Total amateur hour, Janice grumbles to me. The only good thing, she says later, is that he finally steps down from the microphones before the volleys of questions about that morning’s still unconfirmed news, which is that Eduardo Fermin was renting his own apartment in Manhattan. Otherwise, she adds, it might have been official, a complete meltdown. But they shout after him anyway as he makes his way out: how did a volunteer and night student afford $1,000 a month? How come even his parents didn’t know? Who was he, and what was he doing, to have this other life?
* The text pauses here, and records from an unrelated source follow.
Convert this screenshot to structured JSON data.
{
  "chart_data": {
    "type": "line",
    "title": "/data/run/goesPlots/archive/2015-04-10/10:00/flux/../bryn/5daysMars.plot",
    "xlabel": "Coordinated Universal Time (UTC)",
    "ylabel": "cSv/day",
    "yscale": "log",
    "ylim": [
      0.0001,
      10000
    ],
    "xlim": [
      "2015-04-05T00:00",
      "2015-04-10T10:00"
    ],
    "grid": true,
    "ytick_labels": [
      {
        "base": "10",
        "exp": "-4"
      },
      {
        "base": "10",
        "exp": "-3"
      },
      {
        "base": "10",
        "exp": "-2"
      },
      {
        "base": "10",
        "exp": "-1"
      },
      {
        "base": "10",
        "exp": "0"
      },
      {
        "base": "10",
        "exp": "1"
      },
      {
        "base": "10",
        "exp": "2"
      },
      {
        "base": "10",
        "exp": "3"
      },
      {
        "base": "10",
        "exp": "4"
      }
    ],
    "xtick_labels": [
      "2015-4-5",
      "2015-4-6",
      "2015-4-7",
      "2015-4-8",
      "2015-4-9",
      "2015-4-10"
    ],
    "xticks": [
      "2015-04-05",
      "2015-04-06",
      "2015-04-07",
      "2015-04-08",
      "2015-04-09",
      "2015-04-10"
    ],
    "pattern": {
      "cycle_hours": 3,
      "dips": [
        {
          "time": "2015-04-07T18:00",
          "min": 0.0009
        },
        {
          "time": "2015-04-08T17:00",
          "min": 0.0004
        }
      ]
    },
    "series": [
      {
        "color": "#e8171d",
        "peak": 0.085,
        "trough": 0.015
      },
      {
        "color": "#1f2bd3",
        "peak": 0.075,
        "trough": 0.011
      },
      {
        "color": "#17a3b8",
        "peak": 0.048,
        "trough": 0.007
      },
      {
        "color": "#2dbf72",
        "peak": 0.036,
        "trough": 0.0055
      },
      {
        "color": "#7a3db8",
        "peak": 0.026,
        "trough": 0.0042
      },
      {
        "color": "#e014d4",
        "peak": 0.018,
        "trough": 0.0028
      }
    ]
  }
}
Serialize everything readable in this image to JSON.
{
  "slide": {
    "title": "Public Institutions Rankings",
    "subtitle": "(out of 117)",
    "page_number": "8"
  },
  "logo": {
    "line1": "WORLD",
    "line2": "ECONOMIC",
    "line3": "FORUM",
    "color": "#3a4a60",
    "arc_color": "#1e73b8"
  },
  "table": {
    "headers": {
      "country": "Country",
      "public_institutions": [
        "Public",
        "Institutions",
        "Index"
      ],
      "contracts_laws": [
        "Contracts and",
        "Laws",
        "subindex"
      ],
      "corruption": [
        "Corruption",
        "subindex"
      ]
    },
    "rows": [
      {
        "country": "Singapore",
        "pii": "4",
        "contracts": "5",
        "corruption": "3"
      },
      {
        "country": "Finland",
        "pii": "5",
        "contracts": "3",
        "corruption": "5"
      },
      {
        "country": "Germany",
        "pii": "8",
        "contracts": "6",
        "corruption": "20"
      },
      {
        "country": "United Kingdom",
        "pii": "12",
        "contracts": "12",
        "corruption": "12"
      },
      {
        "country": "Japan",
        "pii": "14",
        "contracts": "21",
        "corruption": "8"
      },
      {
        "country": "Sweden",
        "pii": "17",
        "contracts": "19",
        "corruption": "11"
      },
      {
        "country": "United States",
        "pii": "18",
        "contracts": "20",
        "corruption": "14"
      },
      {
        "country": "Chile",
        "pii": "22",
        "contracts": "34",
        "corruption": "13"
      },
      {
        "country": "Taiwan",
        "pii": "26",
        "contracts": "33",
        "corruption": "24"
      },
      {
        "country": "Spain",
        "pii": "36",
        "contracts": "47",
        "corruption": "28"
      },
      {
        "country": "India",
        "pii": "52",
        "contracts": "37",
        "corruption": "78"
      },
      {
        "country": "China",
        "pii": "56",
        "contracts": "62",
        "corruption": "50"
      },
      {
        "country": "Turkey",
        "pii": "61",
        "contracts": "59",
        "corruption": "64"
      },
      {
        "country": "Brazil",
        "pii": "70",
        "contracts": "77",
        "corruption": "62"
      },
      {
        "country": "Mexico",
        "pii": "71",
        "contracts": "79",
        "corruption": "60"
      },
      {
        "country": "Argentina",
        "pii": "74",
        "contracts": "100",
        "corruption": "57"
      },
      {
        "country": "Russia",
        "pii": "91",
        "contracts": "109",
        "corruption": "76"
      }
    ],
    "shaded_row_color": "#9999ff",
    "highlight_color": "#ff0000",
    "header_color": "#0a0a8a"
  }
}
In the next staff meeting, Janice gives us the official last word, come directly from John. He knows nothing about it. By my longtime habit and practice I put myself in Kwang’s place, and I know it must be something with the ggeh , his paying of Eduardo, the apartment being a generous gift, what he thought his protégé deserved. I would have offered good Eduardo the same. There is, however, another notion, another idea steadily working itself through my thoughts: that perhaps Eduardo was taking money from John Kwang, stealing from him and his people, the very ones we are working for all day and all night.
I check what I can. I go back over Eduardo’s records of the ggeh , the daily cash flows, every line of the ledgers. I check the rest of our political contributions. Nothing seems to be off, and what I’m beginning to realize is that Eduardo Fermin kept magnificent records and files. All this confounds me even more. I know that if there is complication in every assignment, a shift or turn that can newly show events in either shadow or light, this is the way our world has always been written. You must sail an expectedly treacherous course.
And yet for me, the mystery of a happening has no magic anymore, no natural draw. It is the graver thing I must seek, the dire constant, which I thought at first was simply John Kwang. It is him, too, for certain, but it’s also the condition Jack has suggested. Revelations are not to be found in the far bend of the river, darkly hidden in the trees. There are no ready savages there, and never were. We make angels and devils of our own want and regard, improvising from ourselves along the way.
Though I cannot see that my business has directly brought Kwang to his trouble, I know that Hoagland is now busy recompiling my daily work, preparing it for his secret reader, who will do with it what he wishes. In my weaker moments, I imagine the client as a vastly wealthy voyeur, a decrepit, shut-away xenophobe who keeps a national vigilance on eminent agitators and ethnics. Of course he’s more a collector than anything else, loving the pursuit too much, easily bored. But then I allow myself to see, and I flush with regret. I picture another client, the kind more numerous. I dread him, for he lives in the very mouth of the world; he knows its sweet and its stink, how to read any talk, and he will sift through my troubled affection for John Kwang with the soberest eyes.